Of course, this really makes the most sense if you use StringIO throughout. It works mostly the same as files. You can seek, read, write, iterate (as shown), etc.

Answer 2

Here's a way to do a general type of split using itertools

>>> import itertools as it
>>> src="hello\n#foo\n#bar\n#baz\nworld\n"
>>> line_gen = (''.join(j) for i,j in it.groupby(src, "\n".__ne__) if i)
>>> '\n'.join(s for s in line_gen if s[0]!="#")
'hello\nworld'

groupby treats each char in src separately, so the performance probably isn't stellar, but it does avoid creating any intermediate huge data structures

Probably better to spend a few lines and make a generator

>>> src="hello\n#foo\n#bar\n#baz\nworld\n"
>>>
>>> def isplit(s, t): # iterator to split string s at character t
...     i=j=0
...     while True:
...         try:
...             j = s.index(t, i)
...         except ValueError:
...             if i<len(s):
...                 yield s[i:]
...             raise StopIteration
...         yield s[i:j]
...         i = j+1
...
>>> '\n'.join(x for x in isplit(src, '\n') if x[0]!='#')
'hello\nworld'

re has a method called finditer , that could be used for this purpose too

>>> import re
>>> src="hello\n#foo\n#bar\n#baz\nworld\n"
>>> line_gen = (m.group(1) for m in re.finditer("(.*?)(\n|$)",src))
>>> '\n'.join(s for s in line_gen if not s.startswith("#"))
'hello\nworld'

comparing the performance is an exercise for the OP to try on the real data

Answer 3

In your existing code you can change the list to a generator expression:

dest = "\n".join(line for line in src.split("\n") if line[:1]!="#")

This very small change avoids the construction of one of the two temporary lists in your code, and requires no effort on your part.

A completely different approach that avoids the temporary construction of both lists is to use a regular expression:

import re
regex = re.compile('^#.*\n?', re.M)
dest = regex.sub('', src)

This will not only avoid creating temporary lists, it will also avoid creating temporary strings for each line in the input. Here are some performance measurements of the proposed solutions:

init = r'''
import re, StringIO
regex = re.compile('^#.*\n?', re.M)
src = ''.join('foo bar baz\n' for _ in range(100000))
'''

method1 = r'"\n".join([line for line in src.split("\n") if line[:1] != "#"])'
method2 = r'"\n".join(line for line in src.split("\n") if line[:1] != "#")'
method3 = 'regex.sub("", src)'
method4 = '''
buffer = StringIO.StringIO(src)
dest = "".join(line for line in buffer if line[:1] != "#")
'''

import timeit

for method in [method1, method2, method3, method4]:
    print timeit.timeit(method, init, number = 100)

Results:

9.38s   # Split then join with temporary list
 9.92s   # Split then join with generator
 8.60s   # Regular expression
64.56s   # StringIO

As you can see the regular expression is the fastest method.

From your comments I can see that you are not actually interested in avoiding creating temporary objects.
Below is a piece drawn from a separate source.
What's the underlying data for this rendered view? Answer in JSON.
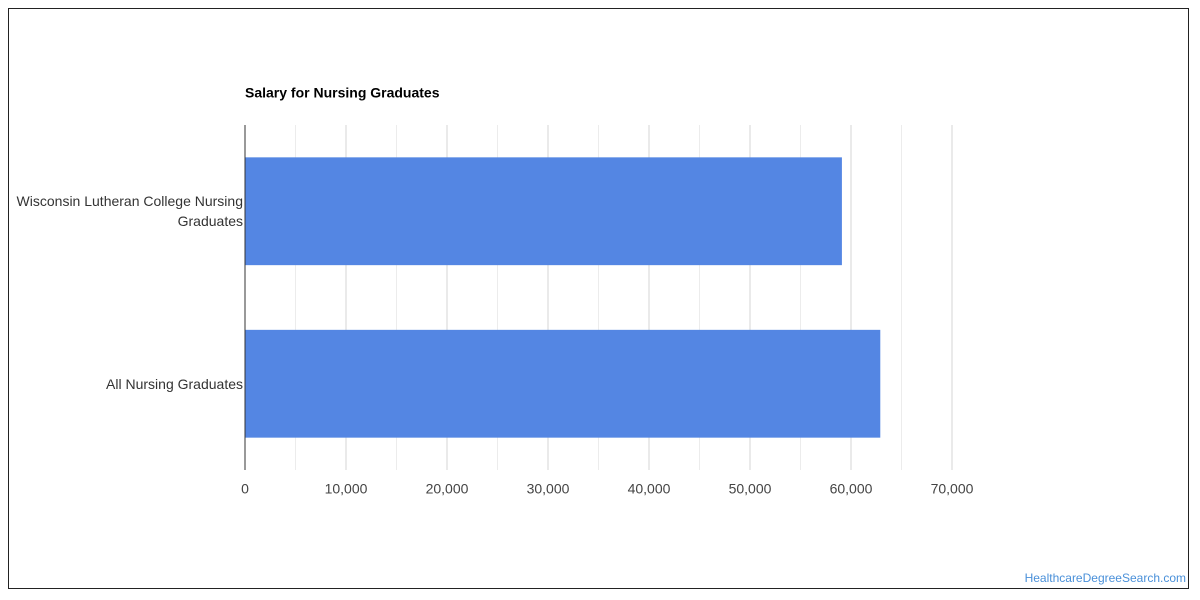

What you really want is to reduce the memory requirements for your program. Temporary objects don't necessarily affect the memory consumption of your program as Python is good about clearing up memory quickly. The problem comes from having objects that persist in memory longer than they need to, and all these methods have this problem.

If you are still running out of memory then I'd suggest that you shouldn't be doing this operation entirely in memory. Instead store the input and output in files on the disk and read from them in a streaming fashion. This means that you read one line from the input, write a line to the output, read a line, write a line, etc. This will create lots of temporary strings but even so it will require almost no memory because you only need to handle the strings one at a time.

Answer 4

If I understand your question about "more generic calls to split()" correctly, you could use re.finditer , like so:

output = ""

for i in re.finditer("^.*\n",input,re.M):
    i=i.group(0).strip()
    if i.startswith("#"):
        continue
    output += i + "\n"

Here you can replace the regular expression by something more sophisticated.

Answer 5

问题是字符串在python中是不可变的，所以没有中间存储就很难做任何事情。